Lessons Learned From an Unlikely "PLC"
My favorite time of year is when the National Hockey League play-offs are in full swing. I absolutely love the intensity, grit, and laser-like focus on winning that hockey teams demonstrate during the play-offs. Even though my beloved Chicago Blackhawks have struggled at times during the play-offs, I am still confident that they will achieve their mission again. It is a two-word, simple, yet powerful mission: One Goal. The entire organization is aligned around the one goal of winning the Stanley Cup. Every time I see that mission statement, I can’t help but make connections to the work we do in schools every day.
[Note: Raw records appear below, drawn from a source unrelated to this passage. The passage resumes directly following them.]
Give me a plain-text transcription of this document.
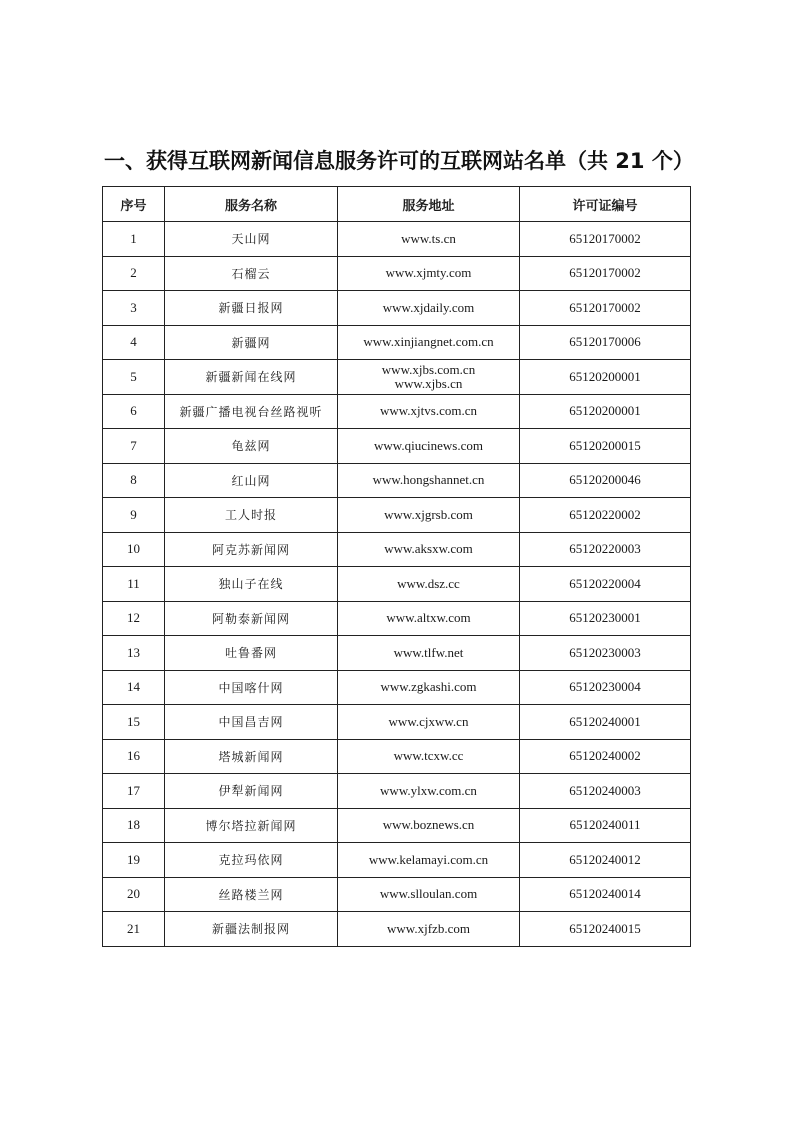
一、获得互联网新闻信息服务许可的互联网站名单（共 21 个）
序号	服务名称	服务地址	许可证编号
1	天山网	www.ts.cn	65120170002
2	石榴云	www.xjmty.com	65120170002
3	新疆日报网	www.xjdaily.com	65120170002
4	新疆网	www.xinjiangnet.com.cn	65120170006
5	新疆新闻在线网	www.xjbs.com.cn
www.xjbs.cn	65120200001
6	新疆广播电视台丝路视听	www.xjtvs.com.cn	65120200001
7	龟兹网	www.qiucinews.com	65120200015
8	红山网	www.hongshannet.cn	65120200046
9	工人时报	www.xjgrsb.com	65120220002
10	阿克苏新闻网	www.aksxw.com	65120220003
11	独山子在线	www.dsz.cc	65120220004
12	阿勒泰新闻网	www.altxw.com	65120230001
13	吐鲁番网	www.tlfw.net	65120230003
14	中国喀什网	www.zgkashi.com	65120230004
15	中国昌吉网	www.cjxww.cn	65120240001
16	塔城新闻网	www.tcxw.cc	65120240002
17	伊犁新闻网	www.ylxw.com.cn	65120240003
18	博尔塔拉新闻网	www.boznews.cn	65120240011
19	克拉玛依网	www.kelamayi.com.cn	65120240012
20	丝路楼兰网	www.slloulan.com	65120240014
21	新疆法制报网	www.xjfzb.com	65120240015
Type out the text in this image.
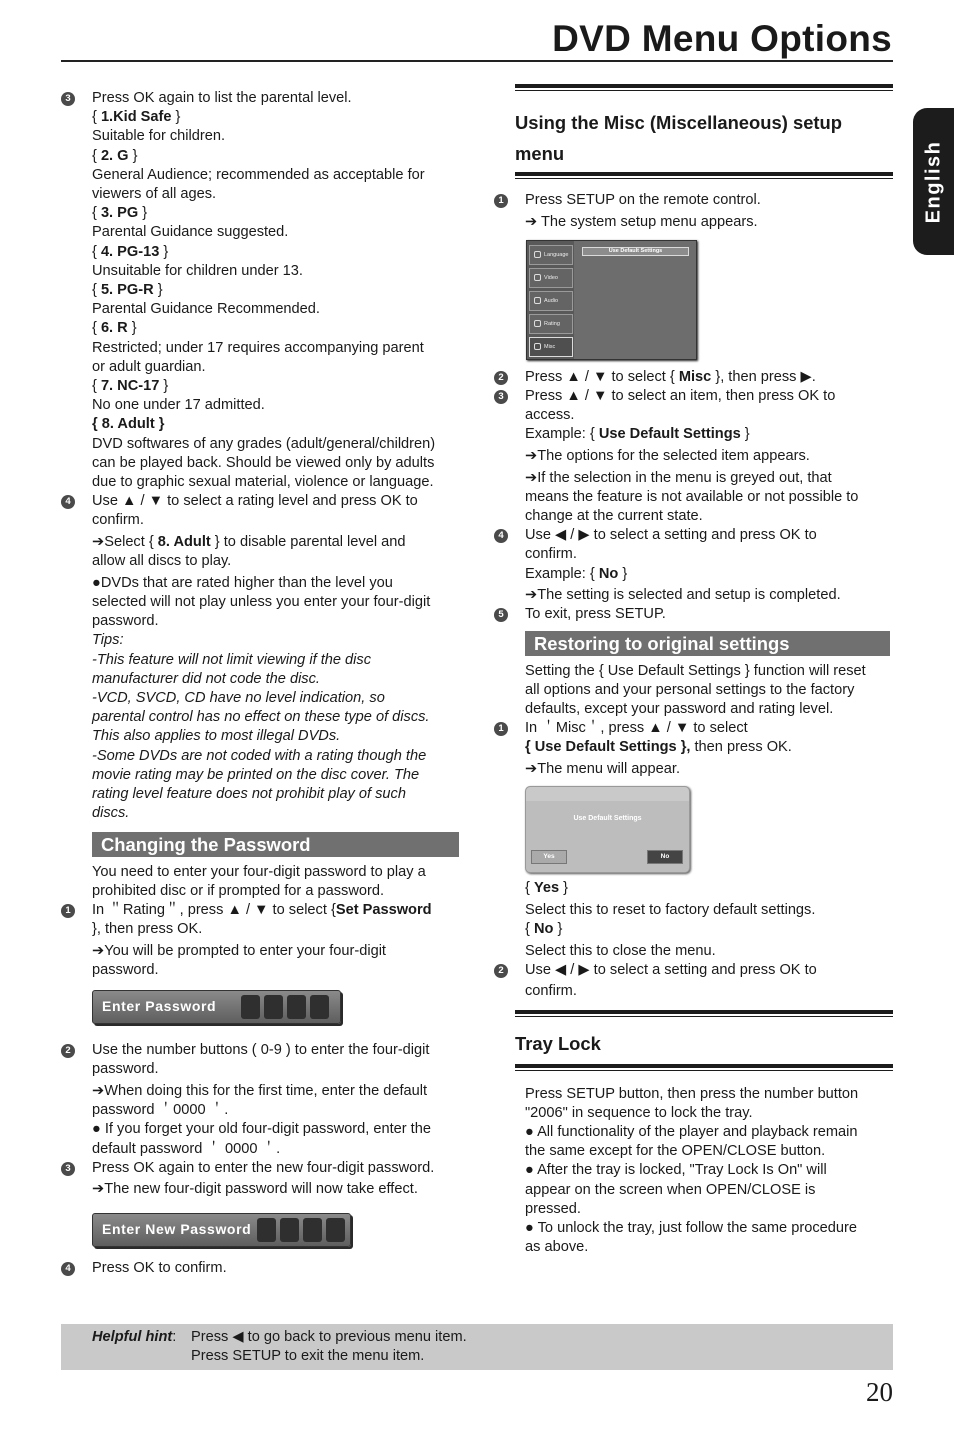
DVD Menu Options
English
3 Press OK again to list the parental level.
{ 1.Kid Safe }
Suitable for children.
{ 2. G }
General Audience; recommended as acceptable for
viewers of all ages.
{ 3. PG }
Parental Guidance suggested.
{ 4. PG-13 }
Unsuitable for children under 13.
{ 5. PG-R }
Parental Guidance Recommended.
{ 6. R }
Restricted; under 17 requires accompanying parent
or adult guardian.
{ 7. NC-17 }
No one under 17 admitted.
{ 8. Adult }
DVD softwares of any grades (adult/general/children)
can be played back. Should be viewed only by adults
due to graphic sexual material, violence or language.
4 Use ▲ / ▼ to select a rating level and press OK to
confirm.
➔Select { 8. Adult } to disable parental level and
allow all discs to play.
●DVDs that are rated higher than the level you
selected will not play unless you enter your four-digit
password.
Tips:
-This feature will not limit viewing if the disc
manufacturer did not code the disc.
-VCD, SVCD, CD have no level indication, so
parental control has no effect on these type of discs.
This also applies to most illegal DVDs.
-Some DVDs are not coded with a rating though the
movie rating may be printed on the disc cover. The
rating level feature does not prohibit play of such
discs.
Changing the Password
You need to enter your four-digit password to play a
prohibited disc or if prompted for a password.
1 In ＂Rating＂, press ▲ / ▼ to select {Set Password
}, then press OK.
➔You will be prompted to enter your four-digit
password.
Enter Password
2 Use the number buttons ( 0-9 ) to enter the four-digit
password.
➔When doing this for the first time, enter the default
password ＇0000 ＇.
● If you forget your old four-digit password, enter the
default password ＇ 0000 ＇.
3 Press OK again to enter the new four-digit password.
➔The new four-digit password will now take effect.
Enter New Password
4 Press OK to confirm.
Using the Misc (Miscellaneous) setup
menu
1 Press SETUP on the remote control.
➔ The system setup menu appears.
Language
Video
Audio
Rating
Misc
Use Default Settings
2 Press ▲ / ▼ to select { Misc }, then press ▶.
3 Press ▲ / ▼ to select an item, then press OK to
access.
Example: { Use Default Settings }
➔The options for the selected item appears.
➔If the selection in the menu is greyed out, that
means the feature is not available or not possible to
change at the current state.
4 Use ◀ / ▶ to select a setting and press OK to
confirm.
Example: { No }
➔The setting is selected and setup is completed.
5 To exit, press SETUP.
Restoring to original settings
Setting the { Use Default Settings } function will reset
all options and your personal settings to the factory
defaults, except your password and rating level.
1 In ＇Misc＇, press ▲ / ▼ to select
{ Use Default Settings }, then press OK.
➔The menu will appear.
Use Default Settings
Yes	No
{ Yes }
Select this to reset to factory default settings.
{ No }
Select this to close the menu.
2 Use ◀ / ▶ to select a setting and press OK to
confirm.
Tray Lock
Press SETUP button, then press the number button
"2006" in sequence to lock the tray.
● All functionality of the player and playback remain
the same except for the OPEN/CLOSE button.
● After the tray is locked, "Tray Lock Is On" will
appear on the screen when OPEN/CLOSE is
pressed.
● To unlock the tray, just follow the same procedure
as above.
Helpful hint: Press ◀ to go back to previous menu item.
Press SETUP to exit the menu item.
20
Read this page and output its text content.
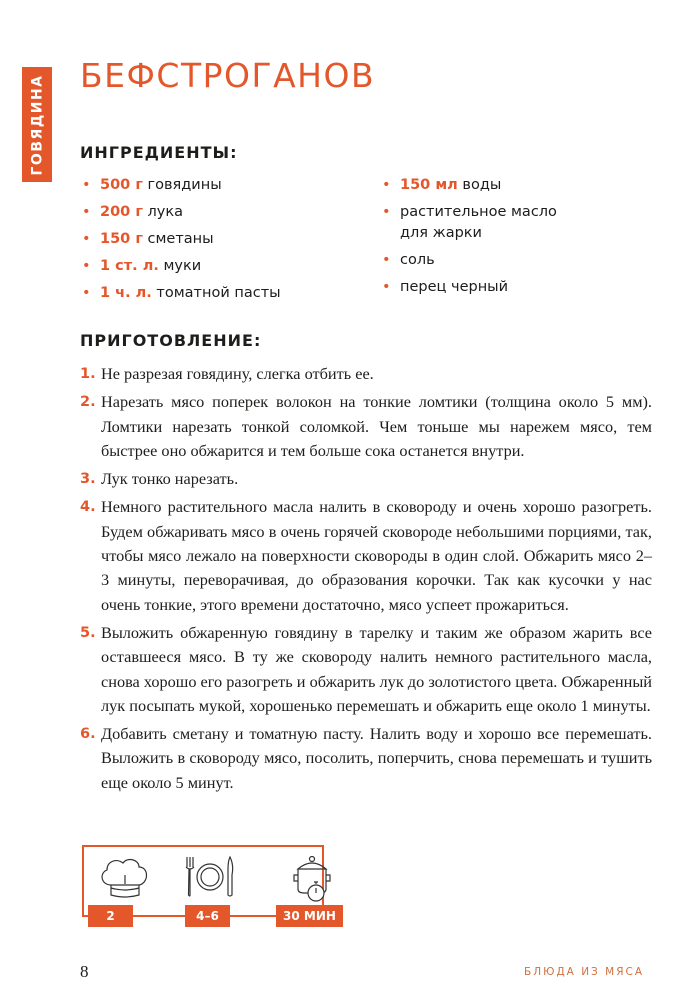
ГОВЯДИНА БЕФСТРОГАНОВ
ИНГРЕДИЕНТЫ:
• 500 г говядины
• 200 г лука
• 150 г сметаны
• 1 ст. л. муки
• 1 ч. л. томатной пасты
• 150 мл воды
• растительное масло для жарки
• соль
• перец черный
ПРИГОТОВЛЕНИЕ:
1. Не разрезая говядину, слегка отбить ее.
2. Нарезать мясо поперек волокон на тонкие ломтики (толщина около 5 мм). Ломтики нарезать тонкой соломкой. Чем тоньше мы нарежем мясо, тем быстрее оно обжарится и тем больше сока останется внутри.
3. Лук тонко нарезать.
4. Немного растительного масла налить в сковороду и очень хорошо разогреть. Будем обжаривать мясо в очень горячей сковороде небольшими порциями, так, чтобы мясо лежало на поверхности сковороды в один слой. Обжарить мясо 2–3 минуты, переворачивая, до образования корочки. Так как кусочки у нас очень тонкие, этого времени достаточно, мясо успеет прожариться.
5. Выложить обжаренную говядину в тарелку и таким же образом жарить все оставшееся мясо. В ту же сковороду налить немного растительного масла, снова хорошо его разогреть и обжарить лук до золотистого цвета. Обжаренный лук посыпать мукой, хорошенько перемешать и обжарить еще около 1 минуты.
6. Добавить сметану и томатную пасту. Налить воду и хорошо все перемешать. Выложить в сковороду мясо, посолить, поперчить, снова перемешать и тушить еще около 5 минут.
2	4–6	30 МИН
8	БЛЮДА ИЗ МЯСА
It is important to know that prior to the One Goal mission, the Blackhawks endured a long period of organizational chaos. The organization suffered misguided leadership, a lack of focus, and ultimately a losing hockey team. In 2004, ESPN named the Blackhawks the worst franchise in sports history. However, in 2010 and 2013, they won the Stanley Cup and Forbes magazine highlighted the team’s success, calling it the greatest turnaround ever in sport’s history.
What were the factors that contributed to this remarkable transformation, and what lessons can we learn from the Blackhawks’ “PLC”?
A clear, focused mission guides every aspect of the Blackhawks organization. Every employee, every idea, every move, every initiative within the organization is focused on winning the Stanley Cup. This mission is clearly articulated and aligns the entire team—from the corner office to the players. An integral characteristic of a PLC is a shared mission. According to DuFour and Eaker (1998), a school mission statement must answer the question “why do we exist?” It’s simple; schools exist so that students learn. But the question is, does the mission (student learning) drive every employee, every idea, every initiative, and every decision within the school? If not, what will it take to get there? For the Blackhawks, getting there meant a significant cultural shift in the way the organization functioned. The leadership recognized that they needed to build a collaborative culture where relationships, cooperation, and trust were of the utmost importance.
Leadership also recognized the need to build a culture of continuous improvement. They instilled the philosophy to never be satisfied with the current state of the franchise. They were not satisfied even when the mission was attained and they brought home the Stanley Cup in 2010. They celebrated their progress, but went straight to work to determine the factors that contributed to their success and then further developed their strengths as an organization. It worked! They hoisted the Stanley Cup again in 2013, and advanced to round three of the play-offs this year.
I work in a school district that has demonstrated significant growth since 2004. We attribute this growth to a laser-like focus on student learning, but we are never satisfied. We celebrate success, acknowledge our strengths, and then dig in to determine how to make it even better. Why do we do this? We do it because every child in every school deserves our best every day.
While I think winning the Stanley Cup is pretty amazing, it doesn’t come close to our crowning achievement—seeing every student have the opportunity to learn, grow, and thrive.
Sells, S., & Turner, B. (2014). Red rising to one goal: A case study of the Chicago Blackhawks’ organizational resurgence from 2007–2009. Retrieved from http://kb.osu.edu/dspace/bitstream/handle/1811/59713/Thesis_Sells.pdf?sequence=1
DuFour, R., & Eaker, R. (1998). Professional learning communities at work™: Best practices for enhancing student achievement. Bloomington, IN: Solution Tree Press.